Potential ATT&CK relevance
Conservative CVE-to-ATT&CK context
These mappings and lookup hints may be relevant to the vulnerability behavior, CWE, affected product, or exposure path. Glexia-inferred context is not an official MITRE, ATT&CK, CWE, or CVE Program mapping.
ATT&CK lookup starting points
Use these exact CWE pages and searches to review the Glexia ATT&CK library from this CVE's weakness and description context.
cwe · medium confidence lookup
CWE-78: Command execution behavior lookup
Command injection weaknesses can lead defenders to review execution techniques and command interpreter telemetry. Open the exact CWE lookup page first, then review the ATT&CK searches from that MITRE weakness context. This is a Glexia lookup hint, not an official ATT&CK mapping.
The CVE wording references database injection or access, so collection and exfiltration review may help. This is a Glexia inferred lookup path, not an official MITRE, ATT&CK, or CVE Program mapping.

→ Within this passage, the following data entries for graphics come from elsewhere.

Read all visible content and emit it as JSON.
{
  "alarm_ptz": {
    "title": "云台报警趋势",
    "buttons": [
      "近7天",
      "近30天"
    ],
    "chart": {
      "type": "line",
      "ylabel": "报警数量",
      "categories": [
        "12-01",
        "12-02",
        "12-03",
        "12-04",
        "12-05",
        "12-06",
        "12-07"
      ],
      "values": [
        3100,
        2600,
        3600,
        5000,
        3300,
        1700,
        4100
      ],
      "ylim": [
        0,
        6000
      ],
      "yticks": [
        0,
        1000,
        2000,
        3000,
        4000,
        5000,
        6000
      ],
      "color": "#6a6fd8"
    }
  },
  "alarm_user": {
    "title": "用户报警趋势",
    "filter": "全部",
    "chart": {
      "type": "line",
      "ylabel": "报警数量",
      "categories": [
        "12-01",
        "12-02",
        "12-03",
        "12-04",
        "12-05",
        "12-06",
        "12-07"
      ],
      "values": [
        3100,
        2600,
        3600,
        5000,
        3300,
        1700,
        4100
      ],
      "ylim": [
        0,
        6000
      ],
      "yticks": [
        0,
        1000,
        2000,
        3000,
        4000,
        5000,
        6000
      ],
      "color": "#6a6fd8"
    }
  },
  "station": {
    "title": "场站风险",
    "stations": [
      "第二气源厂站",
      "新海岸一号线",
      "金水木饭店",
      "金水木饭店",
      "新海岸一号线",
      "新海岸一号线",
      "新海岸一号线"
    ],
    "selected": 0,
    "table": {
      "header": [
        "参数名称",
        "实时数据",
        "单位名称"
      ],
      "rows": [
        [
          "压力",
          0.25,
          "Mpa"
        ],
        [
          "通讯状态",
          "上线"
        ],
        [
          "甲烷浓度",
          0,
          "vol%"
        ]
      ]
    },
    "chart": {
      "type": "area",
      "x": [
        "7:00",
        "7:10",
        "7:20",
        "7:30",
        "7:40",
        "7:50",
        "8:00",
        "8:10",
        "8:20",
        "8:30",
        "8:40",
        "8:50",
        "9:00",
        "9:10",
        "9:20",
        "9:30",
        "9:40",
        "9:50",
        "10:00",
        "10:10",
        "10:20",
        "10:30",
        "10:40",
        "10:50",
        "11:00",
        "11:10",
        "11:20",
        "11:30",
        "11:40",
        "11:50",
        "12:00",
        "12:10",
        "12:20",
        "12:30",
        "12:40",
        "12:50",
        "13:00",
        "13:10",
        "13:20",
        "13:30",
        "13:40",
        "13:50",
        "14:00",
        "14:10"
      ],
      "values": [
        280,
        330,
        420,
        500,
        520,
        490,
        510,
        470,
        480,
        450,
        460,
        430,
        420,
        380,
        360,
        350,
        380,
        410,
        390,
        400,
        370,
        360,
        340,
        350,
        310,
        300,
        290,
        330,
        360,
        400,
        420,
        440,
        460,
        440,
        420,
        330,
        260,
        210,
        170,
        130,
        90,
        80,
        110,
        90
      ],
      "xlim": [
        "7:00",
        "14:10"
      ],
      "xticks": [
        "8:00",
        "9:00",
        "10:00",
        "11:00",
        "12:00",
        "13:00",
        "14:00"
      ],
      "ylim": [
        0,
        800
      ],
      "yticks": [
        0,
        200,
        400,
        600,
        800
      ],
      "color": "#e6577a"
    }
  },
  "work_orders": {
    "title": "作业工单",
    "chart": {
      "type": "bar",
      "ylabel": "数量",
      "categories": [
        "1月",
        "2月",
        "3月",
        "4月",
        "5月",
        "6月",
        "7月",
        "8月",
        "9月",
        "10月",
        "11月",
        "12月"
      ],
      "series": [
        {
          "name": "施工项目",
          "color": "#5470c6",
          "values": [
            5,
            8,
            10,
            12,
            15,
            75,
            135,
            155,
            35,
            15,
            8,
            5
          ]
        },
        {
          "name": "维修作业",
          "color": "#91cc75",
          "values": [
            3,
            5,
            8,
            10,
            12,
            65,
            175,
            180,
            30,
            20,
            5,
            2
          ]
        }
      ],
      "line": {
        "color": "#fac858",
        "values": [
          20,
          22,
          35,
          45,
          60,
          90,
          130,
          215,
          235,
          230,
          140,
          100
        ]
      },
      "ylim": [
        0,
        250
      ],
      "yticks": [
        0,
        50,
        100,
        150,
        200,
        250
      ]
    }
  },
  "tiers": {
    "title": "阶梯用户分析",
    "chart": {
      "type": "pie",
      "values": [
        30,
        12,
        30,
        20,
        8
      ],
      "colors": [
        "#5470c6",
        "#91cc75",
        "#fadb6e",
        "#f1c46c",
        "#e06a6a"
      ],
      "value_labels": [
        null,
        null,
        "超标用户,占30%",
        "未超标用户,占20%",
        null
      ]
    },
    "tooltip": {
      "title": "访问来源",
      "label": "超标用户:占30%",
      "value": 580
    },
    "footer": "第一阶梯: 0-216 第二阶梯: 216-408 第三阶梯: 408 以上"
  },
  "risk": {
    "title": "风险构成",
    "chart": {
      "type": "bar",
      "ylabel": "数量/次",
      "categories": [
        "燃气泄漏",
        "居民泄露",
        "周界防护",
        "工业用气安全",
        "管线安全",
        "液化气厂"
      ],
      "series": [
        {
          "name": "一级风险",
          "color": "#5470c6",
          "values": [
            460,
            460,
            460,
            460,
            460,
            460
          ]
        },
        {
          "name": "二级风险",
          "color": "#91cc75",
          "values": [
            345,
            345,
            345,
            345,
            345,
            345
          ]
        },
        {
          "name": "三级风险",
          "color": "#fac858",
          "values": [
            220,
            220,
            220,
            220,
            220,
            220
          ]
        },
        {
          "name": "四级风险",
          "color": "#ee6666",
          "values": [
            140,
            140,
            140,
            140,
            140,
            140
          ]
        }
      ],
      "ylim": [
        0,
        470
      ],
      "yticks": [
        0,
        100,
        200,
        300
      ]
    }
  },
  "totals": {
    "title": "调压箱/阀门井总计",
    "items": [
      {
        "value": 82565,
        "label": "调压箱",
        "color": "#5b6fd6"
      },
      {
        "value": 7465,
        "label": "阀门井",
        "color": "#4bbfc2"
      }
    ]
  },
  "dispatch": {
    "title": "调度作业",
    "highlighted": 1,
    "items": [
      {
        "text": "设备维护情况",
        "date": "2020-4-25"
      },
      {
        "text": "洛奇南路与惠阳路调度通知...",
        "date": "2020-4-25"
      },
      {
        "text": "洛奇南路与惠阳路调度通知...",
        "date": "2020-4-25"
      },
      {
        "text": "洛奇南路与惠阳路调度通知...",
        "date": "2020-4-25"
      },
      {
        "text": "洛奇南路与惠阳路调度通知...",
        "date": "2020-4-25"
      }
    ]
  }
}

These fields come from the CVE record and ADP containers, not from Glexia's Take. They preserve time-varying source decisions such as CISA SSVC, KEV status, CVSS metrics, and provider references.
We collect every scored CVSS vector available in the official CNA and ADP containers. When more than one version is present, the table keeps the source vectors side by side instead of collapsing them into the highest score.
CWE links open Glexia weakness intelligence pages with official CWE context, developer remediation guidance, and related CVE mappings.
CWE-78 · source CWE mapping
Improper Neutralization of Special Elements used in an OS Command ('OS Command Injection')
Improper Neutralization of Special Elements used in an OS Command ('OS Command Injection') represents a recurring weakness pattern that can create exploitable paths when design, validation, or implementation controls are missing.